In reality, a high-performing athlete who is well-trained, highly motivated and races in reasonable environmental conditions, is doing quite well to find most results falling in the mean category.
The truth is, we become numb to the fact that we’re super fit. We enjoy improvements of a minute here and a minute there and we’re dejected. I mean, we could do this with our eyes closed, right?
But you’re ignoring the years of training you’ve put in and how fit you actually are.
It’s not until we go through a period of being untrained due to injury, or have to deal with a stress-inducing personal situation, or just get old, fat and lazy that we realize at just how high a level we were performing in these “disappointing” mean races.
So going forward, how do we address the clunkers and the breakthroughs? First, let’s remind ourselves why these races happen.
- Clunkers are generally a result of severe environmental conditions, a lack of motivation, a poorly executed race or nutrition strategy, or some other external factor—personal stress, etc.
- Breakthrough races are typically a result of favorable environmental conditions, extreme motivation, and a lack of personal stress.
It is important to understand that the same training routine can result in both of these races. In other words, the training did not change to produce the results, only the factors on race day did.
The common reaction to a clunker is that I need to train harder or differently. The common reaction to a breakthrough race is that I should expect that performance every time. Both of these reactions are misguided.
As you evaluate your races, be realistic. Some races are going to be clunkers. Some are going to be breakthroughs and most are going to be means. Your training is the same for all three.
So instead of reacting to the race result and adjusting training, the successful athlete sticks with the routine and knows that the breakthrough race they so crave will eventually come, even if they are few and far between. The key is to recognize when a breakthrough race is in progress and take advantage of it and enjoy it.
Having a healthy mental outlook when considering your race results will grant you the freedom to take your clunkers and breakthroughs in stride, and ultimately, allow you to more fully appreciate and enjoy your mean races.
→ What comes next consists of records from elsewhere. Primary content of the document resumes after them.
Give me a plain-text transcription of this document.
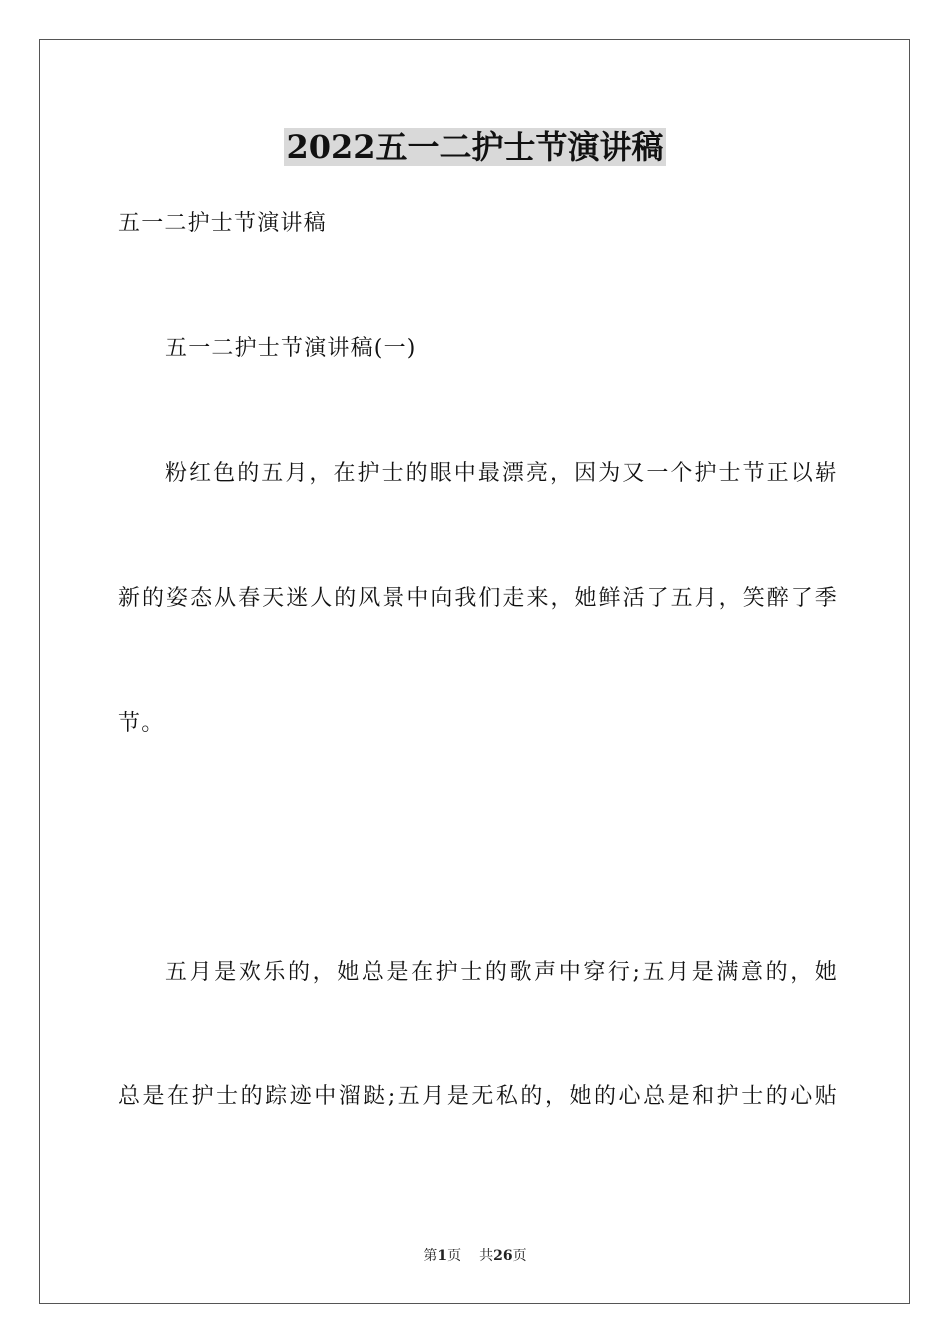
2022五一二护士节演讲稿
五一二护士节演讲稿
五一二护士节演讲稿(一)
粉红色的五月，在护士的眼中最漂亮，因为又一个护士节正以崭
新的姿态从春天迷人的风景中向我们走来，她鲜活了五月，笑醉了季
节。
五月是欢乐的，她总是在护士的歌声中穿行;五月是满意的，她
总是在护士的踪迹中溜跶;五月是无私的，她的心总是和护士的心贴
第1页 共26页
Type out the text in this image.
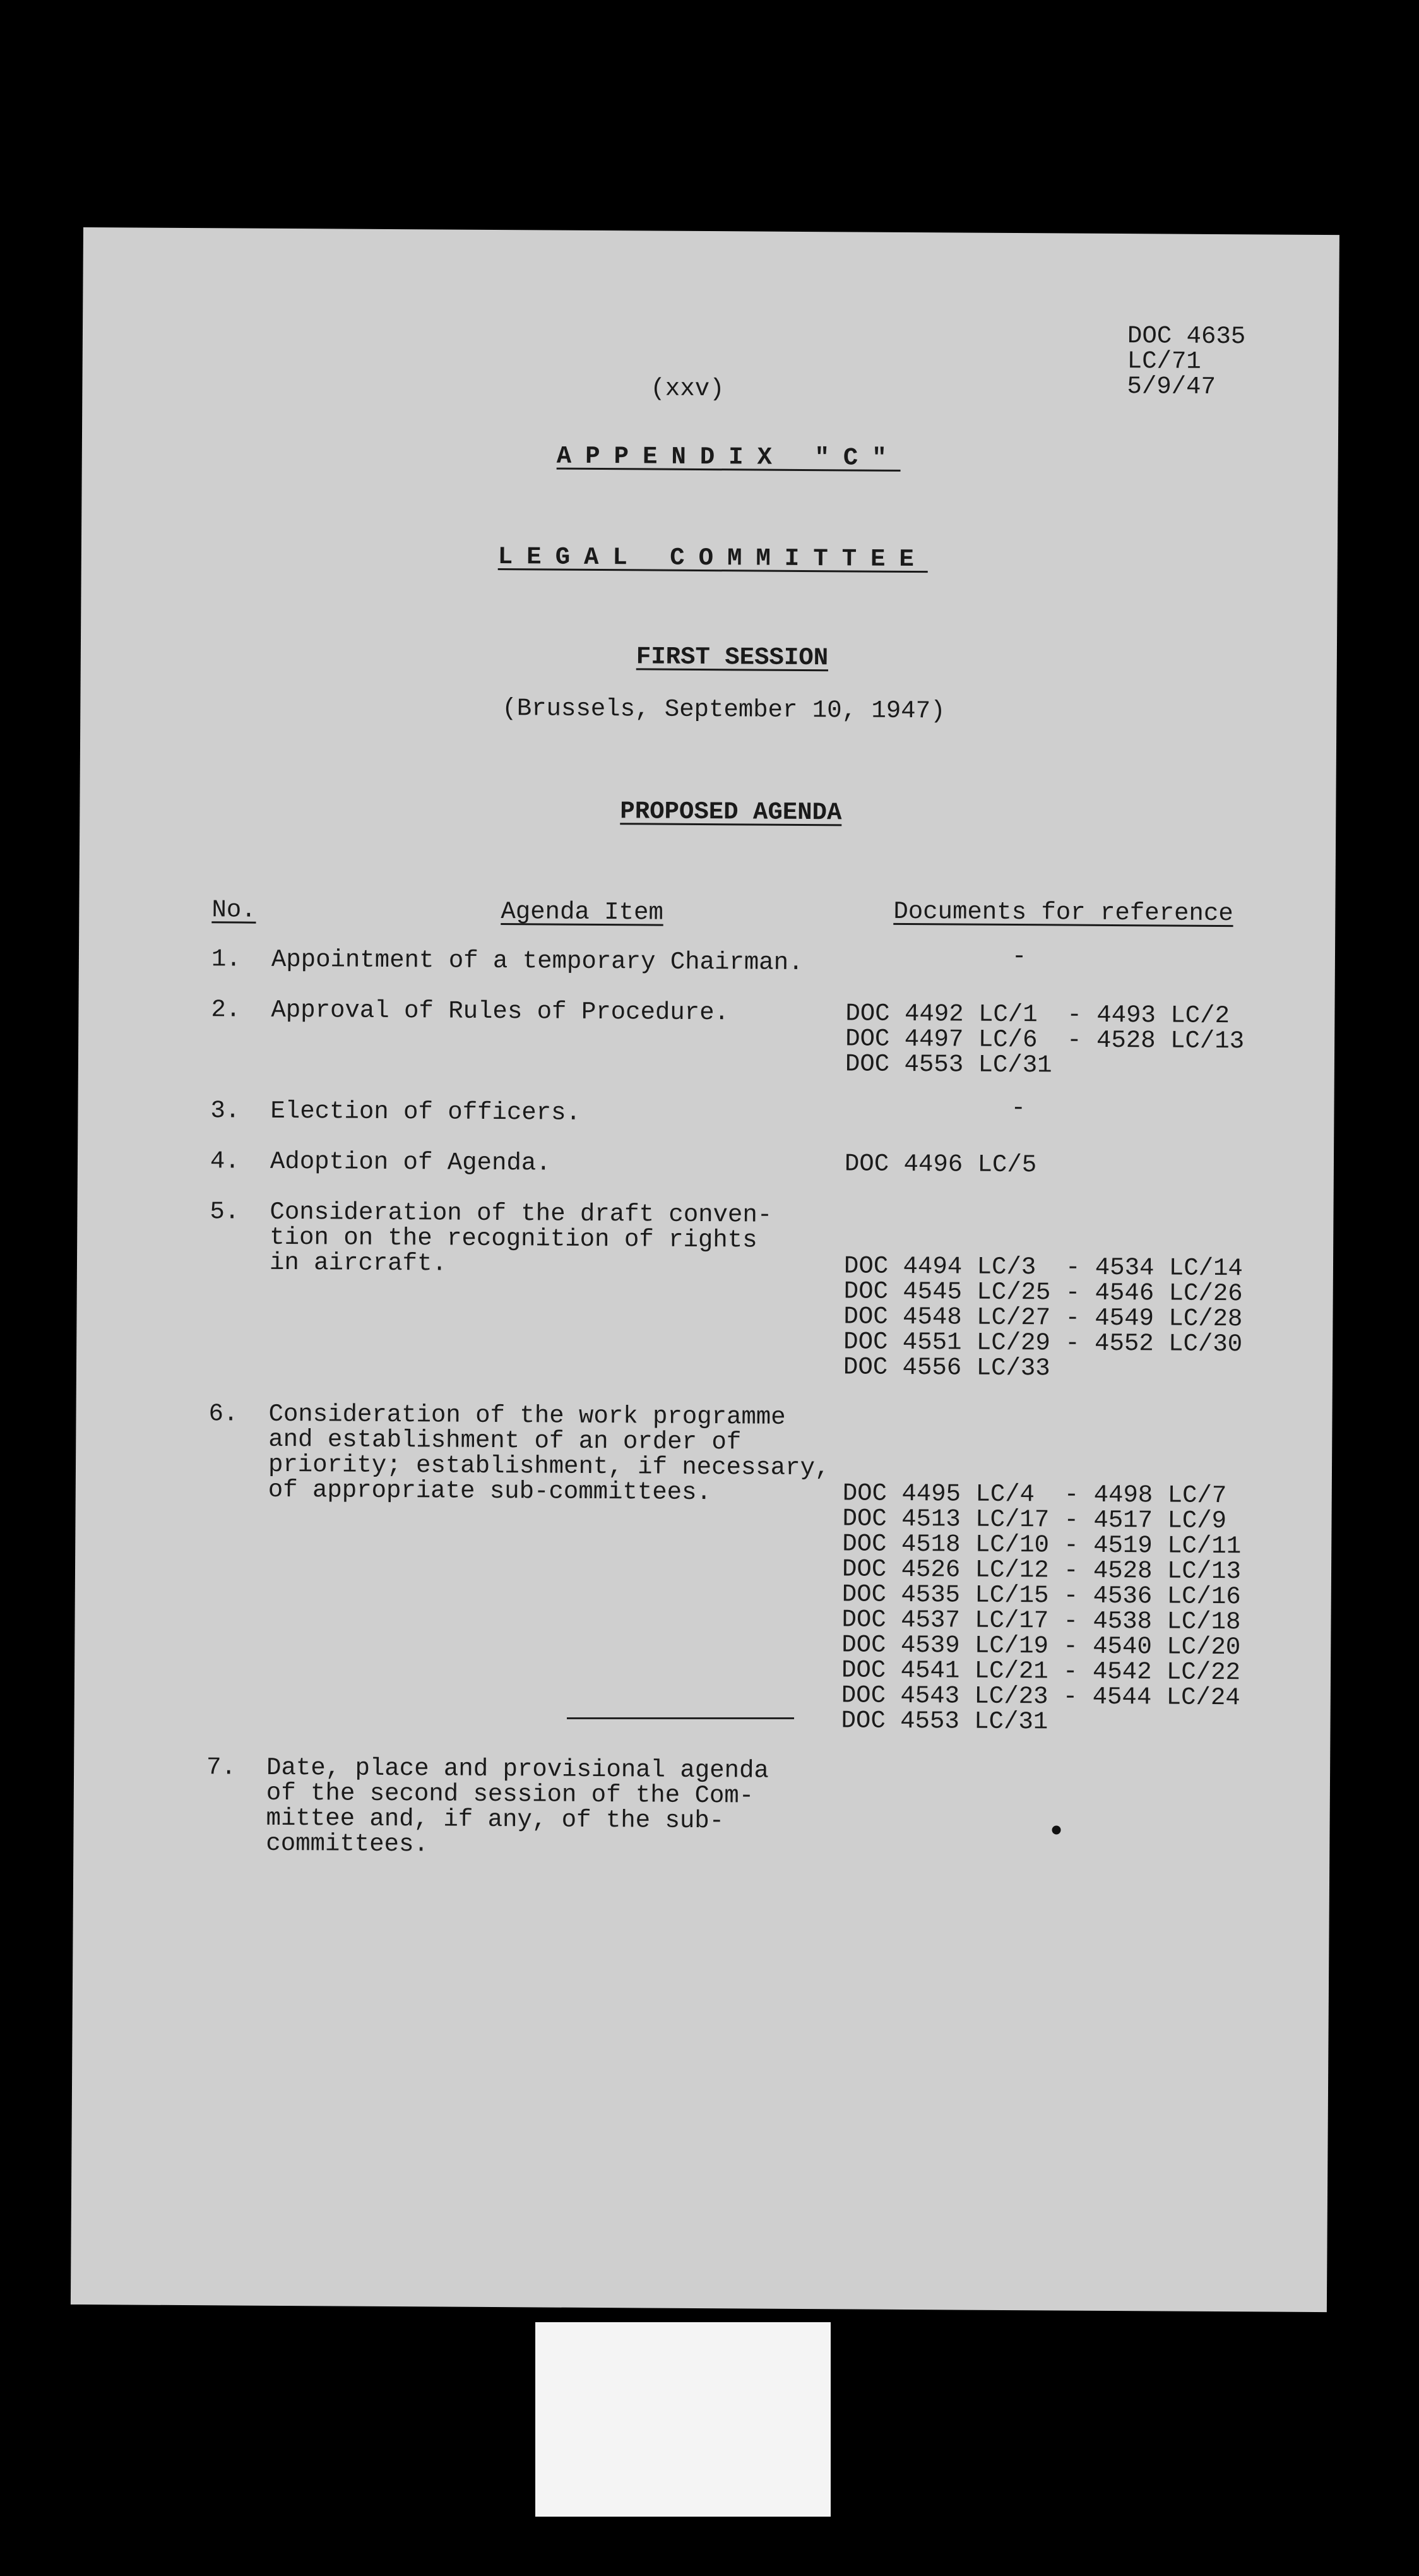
DOC 4635
LC/71
5/9/47
(xxv)
APPENDIX "C"
LEGAL COMMITTEE
FIRST SESSION
(Brussels, September 10, 1947)
PROPOSED AGENDA
No.	Agenda Item	Documents for reference
1. Appointment of a temporary Chairman.	-
2. Approval of Rules of Procedure.	DOC 4492 LC/1  - 4493 LC/2
DOC 4497 LC/6  - 4528 LC/13
DOC 4553 LC/31
3. Election of officers.	-
4. Adoption of Agenda.	DOC 4496 LC/5
5. Consideration of the draft conven-
tion on the recognition of rights
in aircraft.	DOC 4494 LC/3  - 4534 LC/14
DOC 4545 LC/25 - 4546 LC/26
DOC 4548 LC/27 - 4549 LC/28
DOC 4551 LC/29 - 4552 LC/30
DOC 4556 LC/33
6. Consideration of the work programme
and establishment of an order of
priority; establishment, if necessary,
of appropriate sub-committees.	DOC 4495 LC/4  - 4498 LC/7
DOC 4513 LC/17 - 4517 LC/9
DOC 4518 LC/10 - 4519 LC/11
DOC 4526 LC/12 - 4528 LC/13
DOC 4535 LC/15 - 4536 LC/16
DOC 4537 LC/17 - 4538 LC/18
DOC 4539 LC/19 - 4540 LC/20
DOC 4541 LC/21 - 4542 LC/22
DOC 4543 LC/23 - 4544 LC/24
DOC 4553 LC/31
7. Date, place and provisional agenda
of the second session of the Com-
mittee and, if any, of the sub-
committees.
The next time someone asks how your race went, smile when you tell them that you enjoyed an average race.
Well, I must really like my own opinion. Really, there is no such thing as a bad race. Well, unless you crash into a median, golly never done that..I really try to look at races as learning experiences. If I’m not satisfied with my performance I really just ask myself, “What could I have done different during the race?” When the training is done, I tell myself, I got what I got(inside the tank). Lately, I’ve been focusing on the mindset that each race is a training race. It seems to put my mind at ease, with less pressure and more time to learn from the experiences throughout the race. Hence, no breakthrough races, no medians(unless I hit one) and no clunkers. Only learning experiences. Plus, it’s a sport, have fun and enjoy the ride, good or bad.
I think what you said at the end of your comment is the main message I was trying to convey. Have fun with the sport. I agree completely!
It’s funny how the things you’re saying are so true. But, yet, nobody else has responded, or people just can’t see the posts link. Even though I really like doing triathlons we’ve really gotten away from the roots of the sport. I loved racing ‘back in the day’ when at Butcher Jones Beach we would get out at Fountain Mountain and look for our bikes lying on the pavement only to realize my best friend moved my bike into the next parking lot over. I admit, I love a good result. But, sometimes the best results are the beer at the end of the race. Also, I always look back at the days of racing cyclocross in Boise. We had an hour to do as many laps as we could in the craziest course possible. Nobody really counted the laps, someone just got off their bike and rang a cowbell around an hour. I think we all knew who had the most laps, but we never talked about it. We normally talked about who had the best outfit: the guy in the pink tuxedo shirt, the guy in pink spandex suit or my friend Paul(pro mtber) who dressed like an elf. We raced hard, but the person with the most mud on the them or dirt in their ear would win the trophy. Now, including myself, are taking this way too seriously with logos, cool bikes, and triathlon expos that we’ve gone way away from the roots, hence, needing psych sessions to let us know that everything is ‘ok’ if we didn’t win the prize. I think it was yoda who once said, “the journey it is, not the quest we yearn.” Or, maybe that was me making up a yoda quote, never sure.
These are great memories! I think most people comment to me personally through email rather than here, and that’s ok. Thanks for bringing Yoda into the discussion. That will always make me smile!